Percy Jackson - Uma Nova Profecia

5 IV - Áqua me ajuda com um disfarce.


Notas iniciais
Façam bom proveito meus queridos semideuses ; )

Como o nosso começo de dia já havia sido bem agitado, e para ajudar a chuva estava começando a engrossar, nós todos concordamos que iriamos atrás da serpente indestrutível depois do almoço ou quando Tainara estivesse 100% melhor, já que graças a Júlio ela estava agora sã e salva dormindo na barraca ao lado dele que acabou desmaiando depois de terminar o feitiço. Enquanto o sátiro tentava mandar uma mensagem de íris para o acampamento, resolvi montar guarda na tentativa de me distrair do que havia ocorrido, porém eram tantas perguntas ainda sem resposta...

Porque justo ela?

O que será que ela estaria fazendo?

Ela, ou melhor, elas iriam me perdoar?

Além da pergunta mais recente...

O que Áqua quer com o sangue da ninfa?

Antes que pudesse pensar em qualquer solução para as minhas dúvidas, ouvi o sátiro conversando com alguém. Comecei a me aproximar e me escondi perto de uma arvore.

-Finalmente consegui falar com você, achei que a chuva iria interferir no sinal e...

—Fale logo Math, você sabe o quanto é perigoso se comunicar por meio de mensagens. O que aconteceu? Onde está o semideus que você iria trazer?

Como assim as mensagens de íris não eram seguras?

Até onde eu sabia era um dos únicos meios de comunicação confiável para um semideus. A chuva estava ficando cada vez mais forte e não conseguia ouvir muito bem o que os dois conversavam, tive que chegar mais perto para entender melhor.

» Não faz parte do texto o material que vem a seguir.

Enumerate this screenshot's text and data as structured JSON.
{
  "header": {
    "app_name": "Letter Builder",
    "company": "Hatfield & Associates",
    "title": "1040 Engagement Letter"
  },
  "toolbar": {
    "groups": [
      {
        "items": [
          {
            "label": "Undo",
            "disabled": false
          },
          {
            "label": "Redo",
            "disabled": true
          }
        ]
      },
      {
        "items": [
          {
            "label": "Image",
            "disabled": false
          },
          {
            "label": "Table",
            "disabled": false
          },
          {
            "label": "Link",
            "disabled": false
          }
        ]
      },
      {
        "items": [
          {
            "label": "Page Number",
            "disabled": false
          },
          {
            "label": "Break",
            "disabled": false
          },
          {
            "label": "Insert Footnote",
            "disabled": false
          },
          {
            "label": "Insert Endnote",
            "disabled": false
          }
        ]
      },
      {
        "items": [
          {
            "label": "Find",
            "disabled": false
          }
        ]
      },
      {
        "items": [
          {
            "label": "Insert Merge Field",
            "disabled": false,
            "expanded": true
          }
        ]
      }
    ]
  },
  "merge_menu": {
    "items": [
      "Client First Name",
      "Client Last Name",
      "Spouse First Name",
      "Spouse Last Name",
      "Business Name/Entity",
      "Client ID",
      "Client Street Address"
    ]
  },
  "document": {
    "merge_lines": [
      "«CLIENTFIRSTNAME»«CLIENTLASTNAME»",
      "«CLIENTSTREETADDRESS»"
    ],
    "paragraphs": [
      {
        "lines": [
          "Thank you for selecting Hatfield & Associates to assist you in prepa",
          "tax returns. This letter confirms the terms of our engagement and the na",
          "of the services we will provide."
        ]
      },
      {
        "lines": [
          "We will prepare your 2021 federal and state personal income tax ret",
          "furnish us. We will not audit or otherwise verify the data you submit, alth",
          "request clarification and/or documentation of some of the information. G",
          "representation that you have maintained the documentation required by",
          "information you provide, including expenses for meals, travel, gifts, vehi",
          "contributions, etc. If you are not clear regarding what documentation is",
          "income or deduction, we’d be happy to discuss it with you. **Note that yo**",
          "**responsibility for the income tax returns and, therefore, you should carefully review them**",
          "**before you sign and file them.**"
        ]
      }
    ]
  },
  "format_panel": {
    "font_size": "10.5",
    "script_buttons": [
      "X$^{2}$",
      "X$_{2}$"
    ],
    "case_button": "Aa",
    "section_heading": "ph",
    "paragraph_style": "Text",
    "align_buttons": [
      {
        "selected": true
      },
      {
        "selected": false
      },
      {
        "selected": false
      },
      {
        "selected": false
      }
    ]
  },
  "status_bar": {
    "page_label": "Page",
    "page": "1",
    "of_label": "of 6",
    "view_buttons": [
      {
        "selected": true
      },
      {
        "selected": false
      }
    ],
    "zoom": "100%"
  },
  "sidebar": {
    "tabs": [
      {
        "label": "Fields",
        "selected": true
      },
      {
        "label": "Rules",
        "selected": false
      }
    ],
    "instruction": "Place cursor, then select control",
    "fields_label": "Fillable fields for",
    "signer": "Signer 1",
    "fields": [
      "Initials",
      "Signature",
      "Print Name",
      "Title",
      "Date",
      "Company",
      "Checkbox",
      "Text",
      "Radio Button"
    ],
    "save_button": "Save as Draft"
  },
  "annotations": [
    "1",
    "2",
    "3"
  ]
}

Ele abaixou a cabeça e disse com a voz tremula:

-Ele... O basilisco atacou... eu... e...

Antes que Math (pelo menos eu acho que esse é o nome dele) terminasse ou tentasse terminar de explicar, a voz do outro lado falou:

-Tudo bem, nós não devíamos ter te mandado sozinho nesta missão, o importante é que nada de ruim lhe aconteceu.

-Sim, eu acho.

-Mas porque você não voltou ainda?

-Porque quando o monstro nos atacou um grupo de semideuses apareceu para ajudar.

-Então não foi um caso perdido. Onde eles estão? Quantos são?

-Eles são em três, dois meninos e uma menina, eu acho que estão em suas barracas, mas não sei os nomes nem o porquê estavam sozinhos.

-E de quem são filhos?

-Um deles é filho de Hécate, já os outros não sei.

-Muito bem mais um filho dela, ele será de grande ajuda. Irei mandar mais dois semideuses para trazerem vocês aqui, mas só depois da chuva passar, você sabe o quanto é perigoso sair em um tempo desse.

-Sim eu sei, não se preocupe tomarei conta deles.

-Tome muito cuidado e os avise para que já estejam preparados quando a carona chegar.

-Sim senhor.

Antes de ouvir qualquer outra coisa, me afastei para pensar no que fazer. Eu não podia correr o risco que alguém me reconhecesse e botasse tudo a perder... olhei para cima e vi que a chuva continuava do mesmo jeito e pelo incrível que pareça fiquei mais aliviado.

Já sabia o que fazer, mas antes tinha que acordar aqueles dois e pedir algumas informações á Júlio...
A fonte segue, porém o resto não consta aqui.